Natural language processing for mental health assessment: a survey and comparative evaluation
摘要
Mental health disorders pose a significant global challenge, motivating growing interest in natural language processing (NLP) methods for automated mental health assessment. In recent years, the field has evolved rapidly from traditional feature-based approaches to deep learning architectures and pre-trained foundation models. However, a comprehensive understanding of their relative strengths, limitations, and practical implications remains limited. This paper presents a survey of NLP methodologies for mental health assessment, covering commonly used data sources and representative modeling approaches, and analyzing how advances in representation learning have influenced assessment capability, interpretability, and deployment feasibility.
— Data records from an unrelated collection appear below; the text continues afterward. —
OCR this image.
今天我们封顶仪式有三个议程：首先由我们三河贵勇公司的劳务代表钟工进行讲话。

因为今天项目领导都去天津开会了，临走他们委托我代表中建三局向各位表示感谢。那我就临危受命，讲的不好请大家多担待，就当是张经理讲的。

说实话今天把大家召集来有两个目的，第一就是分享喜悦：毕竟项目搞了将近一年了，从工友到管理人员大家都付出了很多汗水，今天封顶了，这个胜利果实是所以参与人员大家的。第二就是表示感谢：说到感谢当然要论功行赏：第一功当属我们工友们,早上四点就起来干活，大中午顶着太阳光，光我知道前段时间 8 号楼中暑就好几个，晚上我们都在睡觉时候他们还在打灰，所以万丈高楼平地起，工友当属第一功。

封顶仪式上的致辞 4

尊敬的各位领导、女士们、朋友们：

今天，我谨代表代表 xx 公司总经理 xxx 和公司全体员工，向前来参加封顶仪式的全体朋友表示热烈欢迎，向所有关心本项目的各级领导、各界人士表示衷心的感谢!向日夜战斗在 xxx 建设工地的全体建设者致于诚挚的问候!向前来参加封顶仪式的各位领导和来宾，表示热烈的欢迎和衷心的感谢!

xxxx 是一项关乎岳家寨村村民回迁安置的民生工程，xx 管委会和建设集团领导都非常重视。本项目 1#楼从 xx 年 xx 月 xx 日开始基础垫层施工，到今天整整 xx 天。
Given that existing studies often rely on disparate datasets and metrics, a direct comparison of these methodologies remains difficult. To complement the literature synthesis, we conduct a unified empirical comparison of representative methods under a consistent experimental setting, providing an additional perspective on performance and efficiency trade-offs. Based on both the literature survey and empirical observations, we discuss key insights that shape the practical use of NLP in mental health, including trade-offs between model complexity and scalability, the role of instruction adherence in prompting-based reasoning, and persistent limitations of current datasets and benchmarks. Building on these observations, this survey outlines important challenges and future research directions toward the responsible and scalable application of NLP technologies in mental health assessment.